CIPRIAN MURESAN

22 November 2012 - 27 January 2013

The gallery is pleased to present its second solo exhibition with Romanian artist Ciprian Muresan. The exhibition brings together recent video, works on paper and photography. 

 

The central work of the exhibition, Shredded Masaccio Book, presents the shredded paper remains of a hand-drawn version of Ornella Casazza’s text on the Italian Renaissance painter Masaccio. Titled Masaccio: and the Brancacci Chapel and published by Scala/Riverside (1990), the Italian artist Masaccio died at the young age of 26, while Muresan’s pencil-drawn book likewise had a short life, remaining in tact only for the days that it took for the artist to complete its pages.

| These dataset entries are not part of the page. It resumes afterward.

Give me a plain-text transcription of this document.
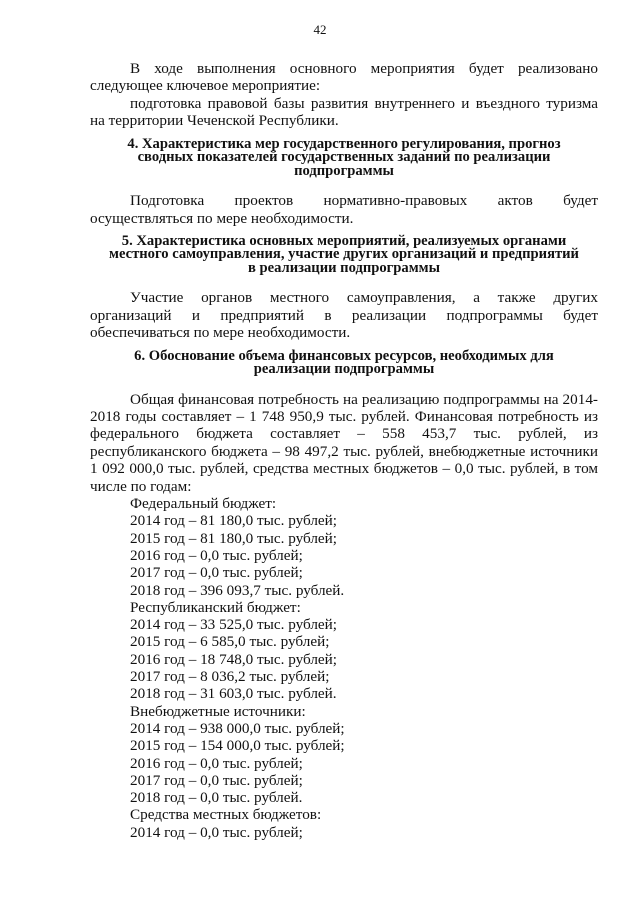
42

В ходе выполнения основного мероприятия будет реализовано следующее ключевое мероприятие:

подготовка правовой базы развития внутреннего и въездного туризма на территории Чеченской Республики.

4. Характеристика мер государственного регулирования, прогноз
сводных показателей государственных заданий по реализации
подпрограммы

Подготовка проектов нормативно-правовых актов будет осуществляться по мере необходимости.

5. Характеристика основных мероприятий, реализуемых органами
местного самоуправления, участие других организаций и предприятий
в реализации подпрограммы

Участие органов местного самоуправления, а также других организаций и предприятий в реализации подпрограммы будет обеспечиваться по мере необходимости.

6. Обоснование объема финансовых ресурсов, необходимых для
реализации подпрограммы

Общая финансовая потребность на реализацию подпрограммы на 2014-2018 годы составляет – 1 748 950,9 тыс. рублей. Финансовая потребность из федерального бюджета составляет – 558 453,7 тыс. рублей, из республиканского бюджета – 98 497,2 тыс. рублей, внебюджетные источники 1 092 000,0 тыс. рублей, средства местных бюджетов – 0,0 тыс. рублей, в том числе по годам:

Федеральный бюджет:
2014 год – 81 180,0 тыс. рублей;
2015 год – 81 180,0 тыс. рублей;
2016 год – 0,0 тыс. рублей;
2017 год – 0,0 тыс. рублей;
2018 год – 396 093,7 тыс. рублей.
Республиканский бюджет:
2014 год – 33 525,0 тыс. рублей;
2015 год – 6 585,0 тыс. рублей;
2016 год – 18 748,0 тыс. рублей;
2017 год – 8 036,2 тыс. рублей;
2018 год – 31 603,0 тыс. рублей.
Внебюджетные источники:
2014 год – 938 000,0 тыс. рублей;
2015 год – 154 000,0 тыс. рублей;
2016 год – 0,0 тыс. рублей;
2017 год – 0,0 тыс. рублей;
2018 год – 0,0 тыс. рублей.
Средства местных бюджетов:
2014 год – 0,0 тыс. рублей;
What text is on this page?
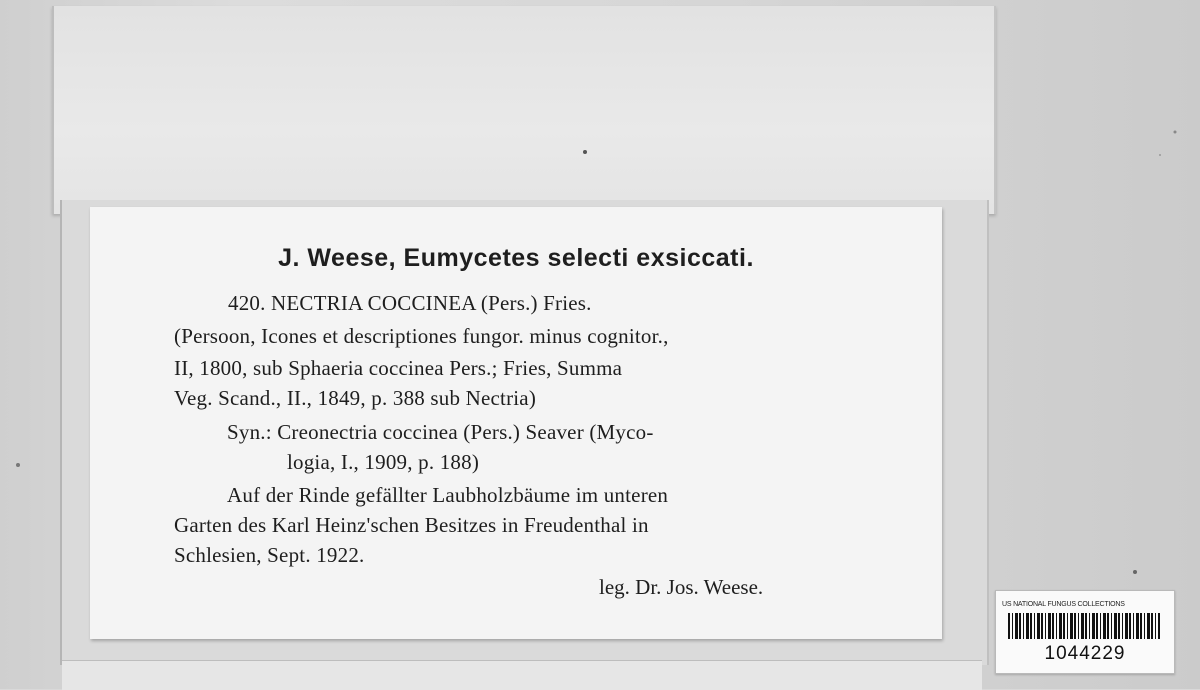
J. Weese, Eumycetes selecti exsiccati.
420. NECTRIA COCCINEA (Pers.) Fries.
(Persoon, Icones et descriptiones fungor. minus cognitor.,
II, 1800, sub Sphaeria coccinea Pers.; Fries, Summa
Veg. Scand., II., 1849, p. 388 sub Nectria)
Syn.: Creonectria coccinea (Pers.) Seaver (Myco-
logia, I., 1909, p. 188)
Auf der Rinde gefällter Laubholzbäume im unteren
Garten des Karl Heinz'schen Besitzes in Freudenthal in
Schlesien, Sept. 1922.
leg. Dr. Jos. Weese.
US NATIONAL FUNGUS COLLECTIONS
1044229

Before deconstructing the book, Muresan documented its pages and converted them into the form of a video slideshow. Nonetheless, Muresan invites the individual who purchases the work to devote an extensive amount of his or her time to taping the paper fragments back together. 

 

Untitled (From the Story ‘Invisible Clerk’ by Ilf and Petrov) depicts scenes from the story of the ‘Invisible Clerk' by Russian novelists Ilf and Petrov. The etchings tell a satirical story of monumental public sculpture. Prior to the exhibition, Muresan hid these etchings within The National Art Museum in Cluj, rendering them inaccessible to the Romanian public, and exposing viewers to the work for the first time here at Wilkinson Gallery. Comparably, Untitled (Sculpture Photographs 1-5) document Muresan’s recent intervention involving a series of sculptures currently on display at the National Art Museum in Cluj. For this project, the artist hints at the potential destabilization of provincial Romanian sculpture with novels ranging from P.L Travers’ Mary Poppins to the Strugatsky Brothers’ Roadside Picnic.

 

For the video piece Untitled, Muresan worked with two stage directors to simultaneously orchestrate two different performances on the same stage. The directors were given complete freedom in choosing the play they would stage, while both they and the participating actors remained unaware of what the other group would perform, until both parties got on stage. Through this forced overlap, Muresan generates a new text, but also creates moments of chaos and harmony, thereby extending the communicative boundaries of the two individual theatre pieces.